64 • Satu Hari Saat Langit Berawan

57 25 0
                                    

Ups! Gambar ini tidak mengikuti Pedoman Konten kami. Untuk melanjutkan publikasi, hapuslah gambar ini atau unggah gambar lain.

.............................

Dalam kamus Salsa, berhenti itu tidak ada. Dia akan terus mencoba mengacaukan orang yang sudah menjadi targetnya selama ini.

Menjalani hidup sebagai siswa SMP yang terkucilkan, aku tidak pernah bilang pada orang-orang di sekitarku. Aku selalu tersenyum tiap kali bapak diam-diam memberi uang saku tambahan, aku juga selalu tersenyum setiap kali melihat bolu ketan di atas meja makan.

Akhirnya, selama beberapa tahun terakhir ini aku banyak bungkam di sekolah, dan menjadi aku yang gila di rumah ini lelah juga.

Aku mengenal Mahes sejak aku memasuki masa terakhirku di neraka.

Pandora menjadi awal pertemuan kita.
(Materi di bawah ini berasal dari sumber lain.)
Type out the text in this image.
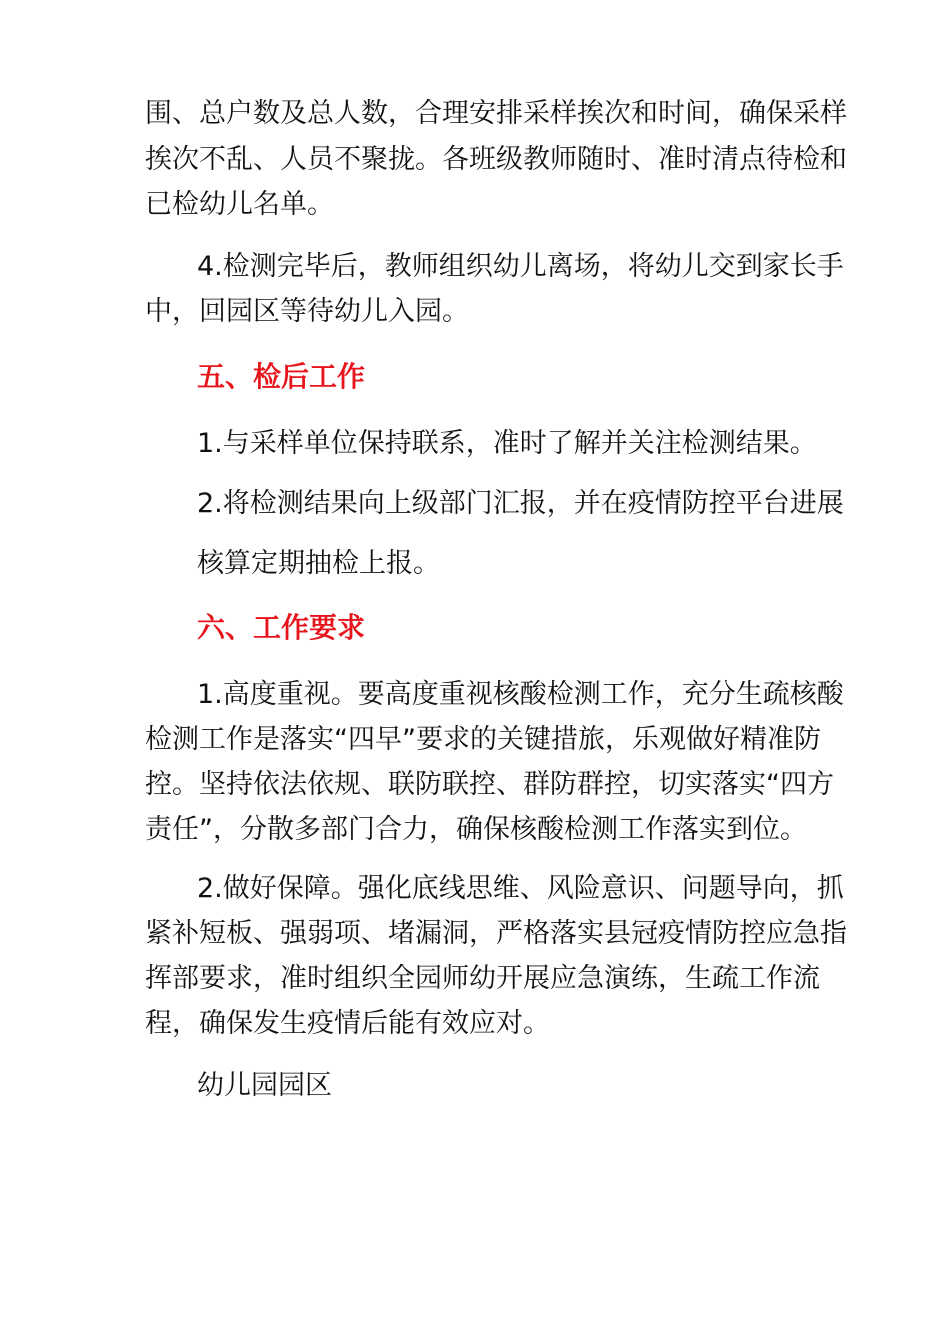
围、总户数及总人数，合理安排采样挨次和时间，确保采样
挨次不乱、人员不聚拢。各班级教师随时、准时清点待检和
已检幼儿名单。
4.检测完毕后，教师组织幼儿离场，将幼儿交到家长手
中，回园区等待幼儿入园。
五、检后工作
1.与采样单位保持联系，准时了解并关注检测结果。
2.将检测结果向上级部门汇报，并在疫情防控平台进展
核算定期抽检上报。
六、工作要求
1.高度重视。要高度重视核酸检测工作，充分生疏核酸
检测工作是落实“四早”要求的关键措旅，乐观做好精准防
控。坚持依法依规、联防联控、群防群控，切实落实“四方
责任”，分散多部门合力，确保核酸检测工作落实到位。
2.做好保障。强化底线思维、风险意识、问题导向，抓
紧补短板、强弱项、堵漏洞，严格落实县冠疫情防控应急指
挥部要求，准时组织全园师幼开展应急演练，生疏工作流
程，确保发生疫情后能有效应对。
幼儿园园区
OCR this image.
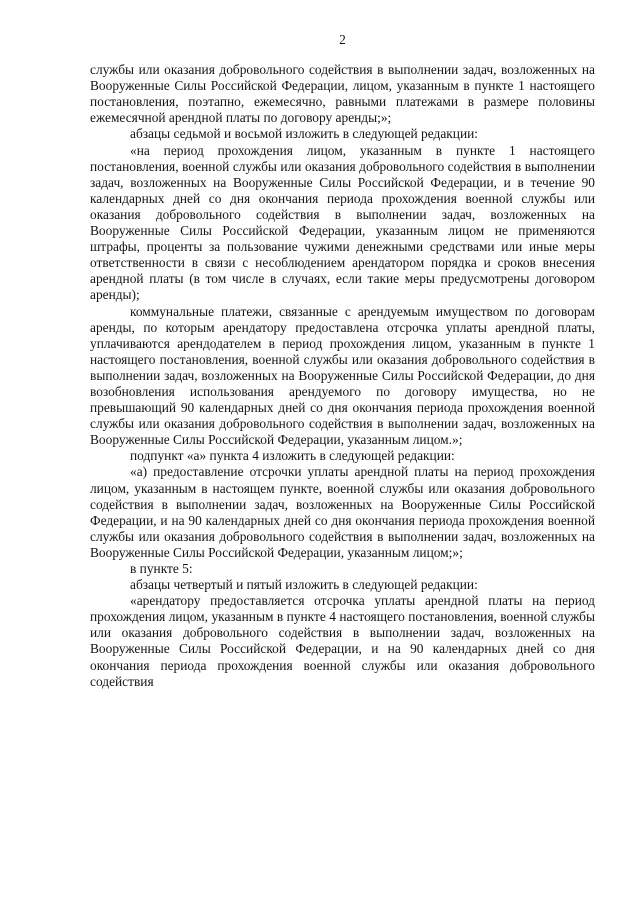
2

службы или оказания добровольного содействия в выполнении задач, возложенных на Вооруженные Силы Российской Федерации, лицом, указанным в пункте 1 настоящего постановления, поэтапно, ежемесячно, равными платежами в размере половины ежемесячной арендной платы по договору аренды;»;

абзацы седьмой и восьмой изложить в следующей редакции:

«на период прохождения лицом, указанным в пункте 1 настоящего постановления, военной службы или оказания добровольного содействия в выполнении задач, возложенных на Вооруженные Силы Российской Федерации, и в течение 90 календарных дней со дня окончания периода прохождения военной службы или оказания добровольного содействия в выполнении задач, возложенных на Вооруженные Силы Российской Федерации, указанным лицом не применяются штрафы, проценты за пользование чужими денежными средствами или иные меры ответственности в связи с несоблюдением арендатором порядка и сроков внесения арендной платы (в том числе в случаях, если такие меры предусмотрены договором аренды);

коммунальные платежи, связанные с арендуемым имуществом по договорам аренды, по которым арендатору предоставлена отсрочка уплаты арендной платы, уплачиваются арендодателем в период прохождения лицом, указанным в пункте 1 настоящего постановления, военной службы или оказания добровольного содействия в выполнении задач, возложенных на Вооруженные Силы Российской Федерации, до дня возобновления использования арендуемого по договору имущества, но не превышающий 90 календарных дней со дня окончания периода прохождения военной службы или оказания добровольного содействия в выполнении задач, возложенных на Вооруженные Силы Российской Федерации, указанным лицом.»;

подпункт «а» пункта 4 изложить в следующей редакции:

«а) предоставление отсрочки уплаты арендной платы на период прохождения лицом, указанным в настоящем пункте, военной службы или оказания добровольного содействия в выполнении задач, возложенных на Вооруженные Силы Российской Федерации, и на 90 календарных дней со дня окончания периода прохождения военной службы или оказания добровольного содействия в выполнении задач, возложенных на Вооруженные Силы Российской Федерации, указанным лицом;»;

в пункте 5:

абзацы четвертый и пятый изложить в следующей редакции:

«арендатору предоставляется отсрочка уплаты арендной платы на период прохождения лицом, указанным в пункте 4 настоящего постановления, военной службы или оказания добровольного содействия в выполнении задач, возложенных на Вооруженные Силы Российской Федерации, и на 90 календарных дней со дня окончания периода прохождения военной службы или оказания добровольного содействия
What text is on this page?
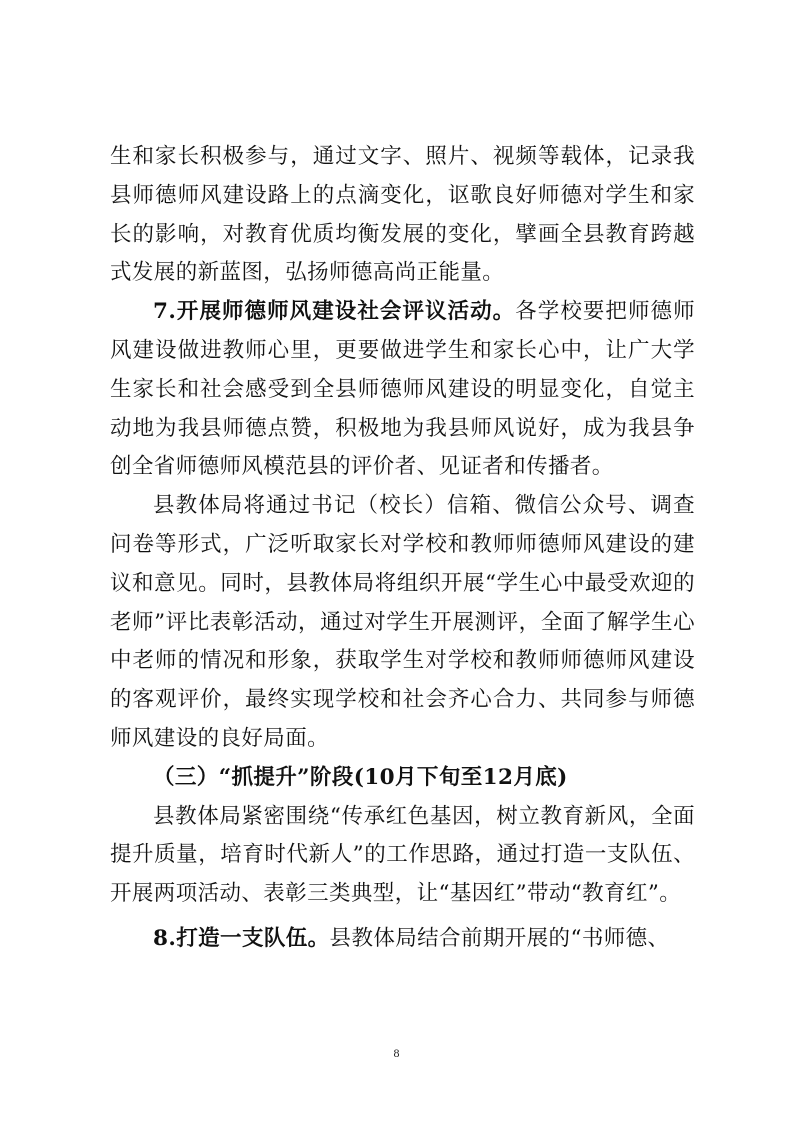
生和家长积极参与，通过文字、照片、视频等载体，记录我县师德师风建设路上的点滴变化，讴歌良好师德对学生和家长的影响，对教育优质均衡发展的变化，擘画全县教育跨越式发展的新蓝图，弘扬师德高尚正能量。

7.开展师德师风建设社会评议活动。各学校要把师德师风建设做进教师心里，更要做进学生和家长心中，让广大学生家长和社会感受到全县师德师风建设的明显变化，自觉主动地为我县师德点赞，积极地为我县师风说好，成为我县争创全省师德师风模范县的评价者、见证者和传播者。

县教体局将通过书记（校长）信箱、微信公众号、调查问卷等形式，广泛听取家长对学校和教师师德师风建设的建议和意见。同时，县教体局将组织开展“学生心中最受欢迎的老师”评比表彰活动，通过对学生开展测评，全面了解学生心中老师的情况和形象，获取学生对学校和教师师德师风建设的客观评价，最终实现学校和社会齐心合力、共同参与师德师风建设的良好局面。

（三）“抓提升”阶段(10月下旬至12月底)

县教体局紧密围绕“传承红色基因，树立教育新风，全面提升质量，培育时代新人”的工作思路，通过打造一支队伍、开展两项活动、表彰三类典型，让“基因红”带动“教育红”。

8.打造一支队伍。县教体局结合前期开展的“书师德、

8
Hari itu hari cukup berawan, aku yang malas pulang ke rumah akhirnya mampir ke toko kue yang sudah buka enam bulan lamanya. Awalnya aku ragu pergi ke sana, aku lebih suka makanan pedas, daripada kudapan manis seperti itu. Namun, karena hari ini Salsa merusak hariku lagi, akhirnya aku pergi ke sana.

Di dalam, aku melihat ada banyak sekali anak laki-laki dari sekolah lain. Satu di antaranya cukup menonjol, dan aku tidak mau terpikat dengan rupa lagi. Meski parasnya mencuri perhatian, aku tidak akan percaya pada laki-laki lagi.

Aku duduk sendirian, di pojok kanan kafe dekat jendela. Lalu, setelah lama memperhatikan, ada banyak sekali manusia yang berlalu lalang melewati trotoar seberang. Aku juga melihat Sheril yang terlihat bahagia bersama temannya. Ah, andai aku pergi ke sekolah yang sama dengan Sheril, Ririn, juga Anna, mungkin aku tidak akan terlalu kesepian.

Sampai akhirnya kepalaku terangkat naik, mendengar seseorang mengetuk meja yang aku isi sendiri.

"Gue boleh duduk si sini? Di sana banyak yang ngasep, paru-paru gue nggak kuat," ucap si anak lelaki berwajah tampan itu menyapaku.

"Sakit?" tanyaku datar tanpa ekspresi, kemudian aku memotong cheese roll ini dan menyendok ya ke mulut.

Mataku melotot, kakiku bergerak tidak karuan. Aku tahu ini kuno sekali, tapi aku bersumpah bahwa ini adalah kue terenak yang pernah aku makan.

"Lo sendiri kenapa? Ayan?"

Aku menggeleng, kemudian tersenyum cerah. Rasanya, sepotong cake ini menyelamatkan hidupku yang kelam.

"Kuenya enak banget!" seruku seperti orang norak.

Dan lelaki itu tertawa, melihat bagaimana aku bahagia hanya karena sepotong kue keju.

"Anak SMPN 45 emang cantik-cantik banget kayak rumor, ya?"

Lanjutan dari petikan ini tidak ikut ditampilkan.